A Golden State, arrivata alla prima sconfitta nei playoff dopo 15 vittorie di fila, rimane la consapevolezza dell’eccezionalità di quanto avvenuto sul parquet della Quicken Loans Arena. Praticamente tutto quello che poteva andare male è andato male: dalla percentuale sui tiri non contestati (8/30) alla inusuale mancanza di comunicazione e fervore difensivo fino alla familiare, potenzialmente rovinosa isteria di Green e Pachulia, oltre a una certa riluttanza a giocare piccolo (le condizioni di Iguodala, unico positivo per plus-minusi nei soli 22 minuti disputati, sono sembrate peggiori rispetto ai primi tre episodi).
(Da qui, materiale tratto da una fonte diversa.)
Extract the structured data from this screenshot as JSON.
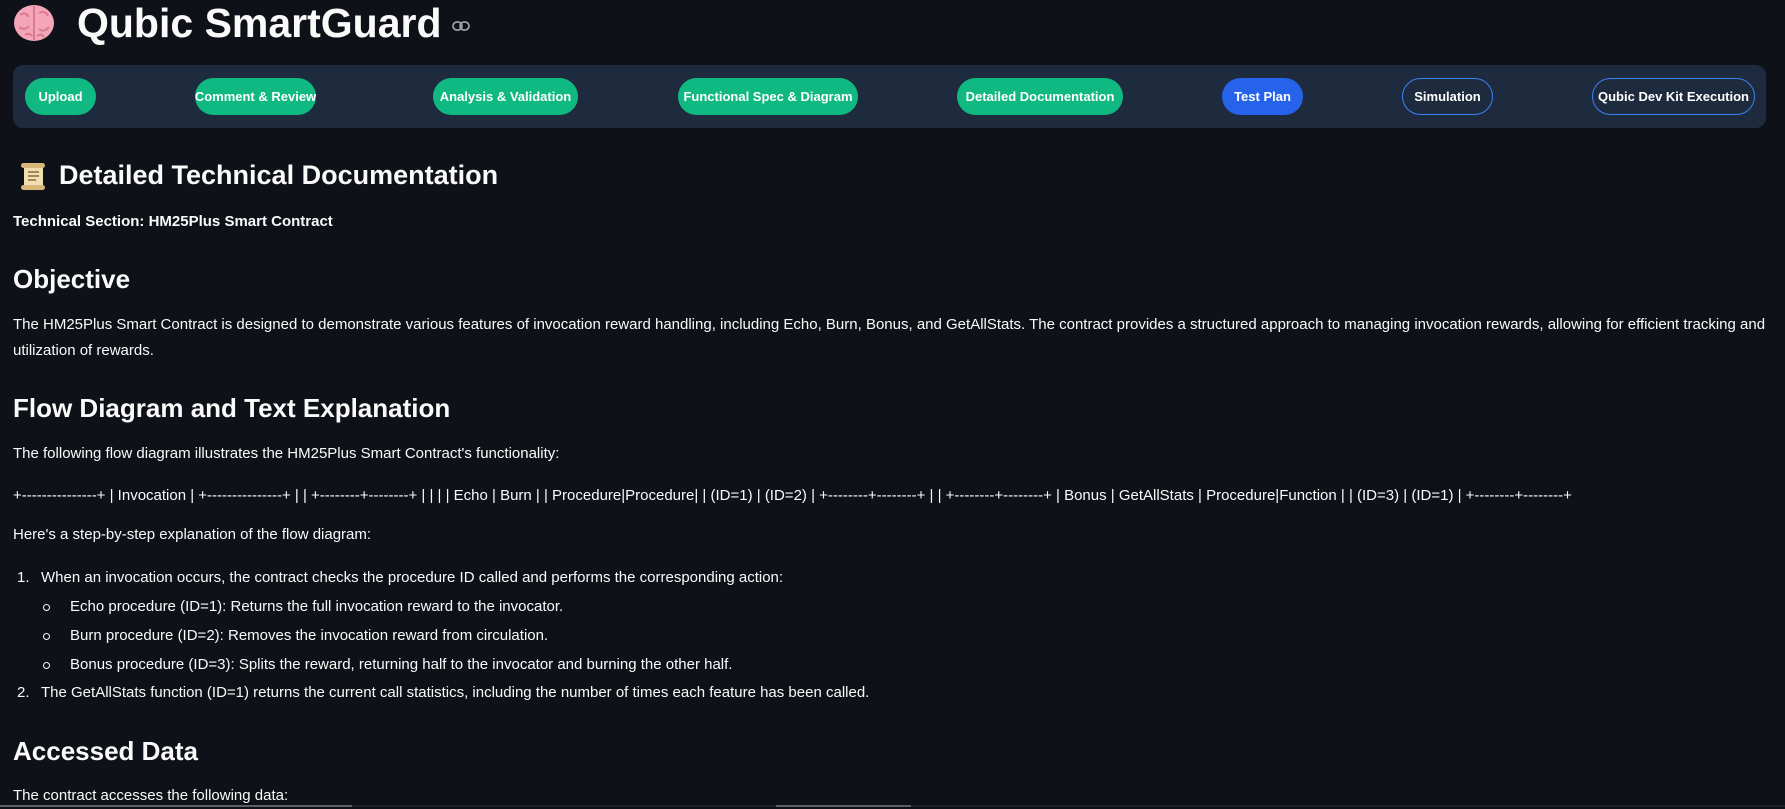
{
  "app": {
    "title": "Qubic SmartGuard"
  },
  "nav": {
    "steps": [
      {
        "label": "Upload",
        "state": "done"
      },
      {
        "label": "Comment & Review",
        "state": "done"
      },
      {
        "label": "Analysis & Validation",
        "state": "done"
      },
      {
        "label": "Functional Spec & Diagram",
        "state": "done"
      },
      {
        "label": "Detailed Documentation",
        "state": "done"
      },
      {
        "label": "Test Plan",
        "state": "active"
      },
      {
        "label": "Simulation",
        "state": "todo"
      },
      {
        "label": "Qubic Dev Kit Execution",
        "state": "todo"
      }
    ]
  },
  "doc": {
    "title": "Detailed Technical Documentation",
    "section_label": "Technical Section: HM25Plus Smart Contract",
    "objective_heading": "Objective",
    "objective_text_1": "The HM25Plus Smart Contract is designed to demonstrate various features of invocation reward handling, including Echo, Burn, Bonus, and GetAllStats. The contract provides a structured approach to managing invocation rewards, allowing for efficient tracking and",
    "objective_text_2": "utilization of rewards.",
    "flow_heading": "Flow Diagram and Text Explanation",
    "flow_intro": "The following flow diagram illustrates the HM25Plus Smart Contract's functionality:",
    "flow_ascii": "+---------------+ | Invocation | +---------------+ | | +--------+--------+ | | | | Echo | Burn | | Procedure|Procedure| | (ID=1) | (ID=2) | +--------+--------+ | | +--------+--------+ | Bonus | GetAllStats | Procedure|Function | | (ID=3) | (ID=1) | +--------+--------+",
    "step_intro": "Here's a step-by-step explanation of the flow diagram:",
    "steps": [
      {
        "num": "1.",
        "text": "When an invocation occurs, the contract checks the procedure ID called and performs the corresponding action:"
      },
      {
        "num": "2.",
        "text": "The GetAllStats function (ID=1) returns the current call statistics, including the number of times each feature has been called."
      }
    ],
    "sub_steps": [
      "Echo procedure (ID=1): Returns the full invocation reward to the invocator.",
      "Burn procedure (ID=2): Removes the invocation reward from circulation.",
      "Bonus procedure (ID=3): Splits the reward, returning half to the invocator and burning the other half."
    ],
    "accessed_heading": "Accessed Data",
    "accessed_intro": "The contract accesses the following data:"
  },
  "colors": {
    "background": "#0e1117",
    "nav_bar": "#1e2a3d",
    "done": "#10b981",
    "active": "#2563eb",
    "todo_border": "#3b82f6"
  },
  "icons": {
    "app": "brain-icon",
    "title_link": "link-icon",
    "doc": "scroll-icon"
  }
}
Difficile pensare che i ragazzi di coach Kerr possano ripetere una prestazione così misera tra le mura amiche con il titolo in palio, specialmente per l’1/11 nei tiri non contestati degli Splash Brothers, ma intanto devono mettere da parte il sogno di chiudere da imbattuti la più grande post-season di tutti i tempi.

Il pubblico di casa che accompagna le squadre nello spogliatoio al coro di “Cavs in 7!”, rifacendosi al controverso tweet post gara-3 di J.R. Smith, sembra però convinto dell’impresa. Resta da scoprire se tutto lo slancio emotivo accumulato questa notte sarà sufficiente per fermare la perfetta macchina da canestri di Golden State tra le mura amiche della Oracle Arena, dove i Cavs non sono riusciti nei primidue episodi ad arrivare punto a punto nell’ultimo quarto. L’appuntamento è per lunedì notte ma nel frattempo, almeno per altri tre giorni, i Cleveland Cavaliers restano vivi.